Television images showed a group of people streaming into the mall
Hogan will hold a press conference at 8:30 p.m. ET.
Update at 6:45 'Just A Struggle':
Mo Jackson, a 22-year-old protester, tells NPR that the protest he joined was peaceful.
But police officers, he said, shot paint balls at them and in retaliation they threw rocks.
He said this anger has been building for decades.
"This has just been a struggle," Jackson said. "Every year, cops kill innocent people. Cops lock you up. It's oppression.
He said he came out to protest because this is the first time that the national spotlight has been on Baltimore.
"This is not the place you want to raise your kid at this moment in time," he said. "Because you feel like when you grow up they are going through the same thing you go through.... we don't have nothing out here."
Update at 6:26 p.m. ET. Orioles Game Postponed:
A major league baseball game between the Baltimore Orioles and the Chicago White Sox has been postponed because of the violence.
Update at 6:22 p.m. ET. National Guard On Alert:
In a statement, Maryland Gov. Larry Hogan said the violence seen today "will not be tolerated," so he has put the state's National Guard on alert.
"I strongly condemn the actions of the offenders who are engaged in direct attacks against innocent civilians, businesses and law enforcement officers," Hogan said. "There is a significant difference between protesting and violence and those committing these acts will be prosecuted under the fullest extent of the law."
Update at 5:44 p.m. ET. Threat From Gangs:
Earlier today, Baltimore police issued press release saying they had received a "credible threat" against their officers.

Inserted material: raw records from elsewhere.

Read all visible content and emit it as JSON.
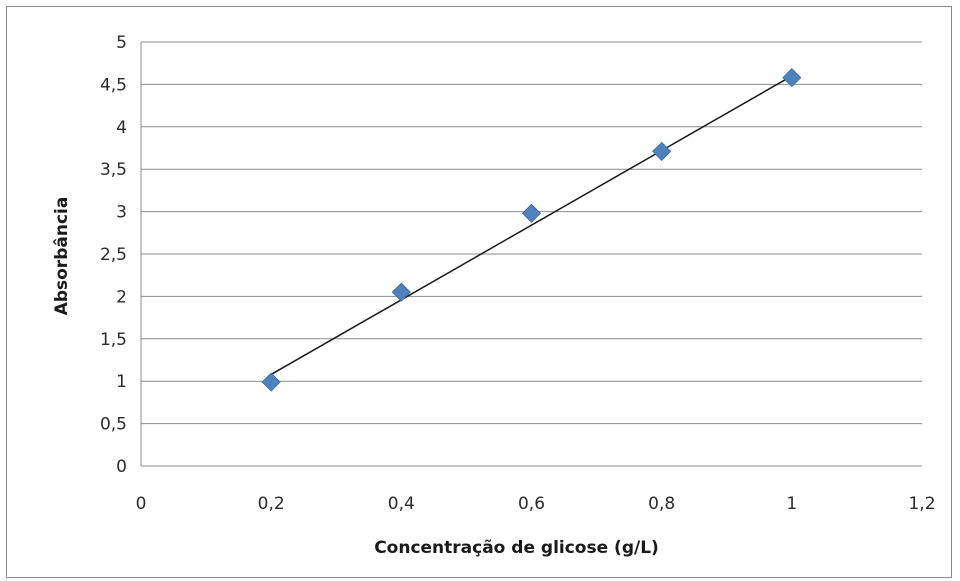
{
  "chart_data": {
    "type": "scatter",
    "title": "",
    "xlabel": "Concentração de glicose (g/L)",
    "ylabel": "Absorbância",
    "xlim": [
      0,
      1.2
    ],
    "ylim": [
      0,
      5
    ],
    "x_ticks": [
      "0",
      "0,2",
      "0,4",
      "0,6",
      "0,8",
      "1",
      "1,2"
    ],
    "y_ticks": [
      "0",
      "0,5",
      "1",
      "1,5",
      "2",
      "2,5",
      "3",
      "3,5",
      "4",
      "4,5",
      "5"
    ],
    "x_tick_values": [
      0,
      0.2,
      0.4,
      0.6,
      0.8,
      1.0,
      1.2
    ],
    "y_tick_values": [
      0,
      0.5,
      1,
      1.5,
      2,
      2.5,
      3,
      3.5,
      4,
      4.5,
      5
    ],
    "grid": "horizontal",
    "legend": "none",
    "series": [
      {
        "x": [
          0.2,
          0.4,
          0.6,
          0.8,
          1.0
        ],
        "y": [
          0.99,
          2.05,
          2.98,
          3.71,
          4.58
        ],
        "marker": "diamond",
        "color": "#4f81bd"
      }
    ],
    "trendline": {
      "type": "linear",
      "x": [
        0.2,
        1.0
      ],
      "y": [
        1.08,
        4.6
      ],
      "color": "#1a1a1a"
    }
  }
}
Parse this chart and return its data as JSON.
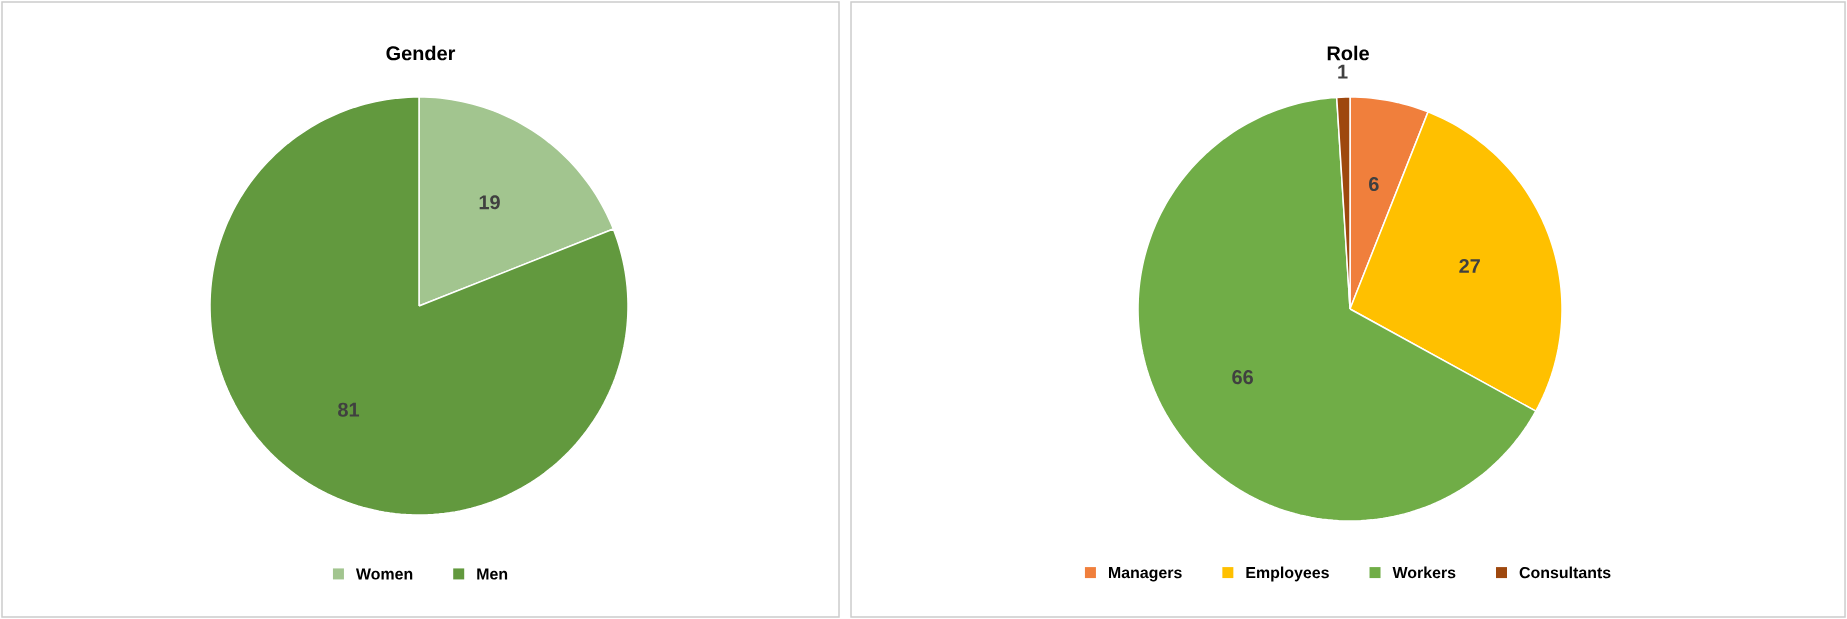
{
  "chart_data": [
    {
      "type": "pie",
      "title": "Gender",
      "categories": [
        "Women",
        "Men"
      ],
      "values": [
        19,
        81
      ],
      "colors": [
        "#a2c58f",
        "#62993e"
      ],
      "data_labels": true,
      "legend": "bottom"
    },
    {
      "type": "pie",
      "title": "Role",
      "categories": [
        "Managers",
        "Employees",
        "Workers",
        "Consultants"
      ],
      "values": [
        6,
        27,
        66,
        1
      ],
      "colors": [
        "#f07f3c",
        "#ffc000",
        "#70ad47",
        "#9e480e"
      ],
      "data_labels": true,
      "legend": "bottom"
    }
  ]
}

According to the release, "various gangs including the Black Guerilla Family, Bloods, and Crips have entered into a partnership to 'take out' law enforcement officers."
Update at 5:36 p.m. ET. 'Bring Your Children Home':
The Baltimore Sun reports that violent protests today began near Mondawmin Mall in Baltimore. According to the paper, a widely circulated flier previewed a demonstration modeled after "The Purge," a film about "what would happen if all laws were suspended."
On Twitter, police said that a large number of "juveniles" were involved in the melee, so they were asking parents to "bring your children home."
Update at 5:22 p.m. ET. 'Not What Baltimore Stands For':
Rev. Jamal Bryant, a religious leader in Baltimore, said the violent protests are "not what Baltimore stands for."
"It's disappointing," he said. And it's "not what the family asked for" at Gray's funeral.
They wanted today to be about "sacred closure," he added, and it has instead turned into a day of violence.
"Violence is never the answer for justice," Bryant said.
Update at 4:58 p.m. ET. Cars On Fire:
Helicopter images from WBAL-TV showed one police car on fire.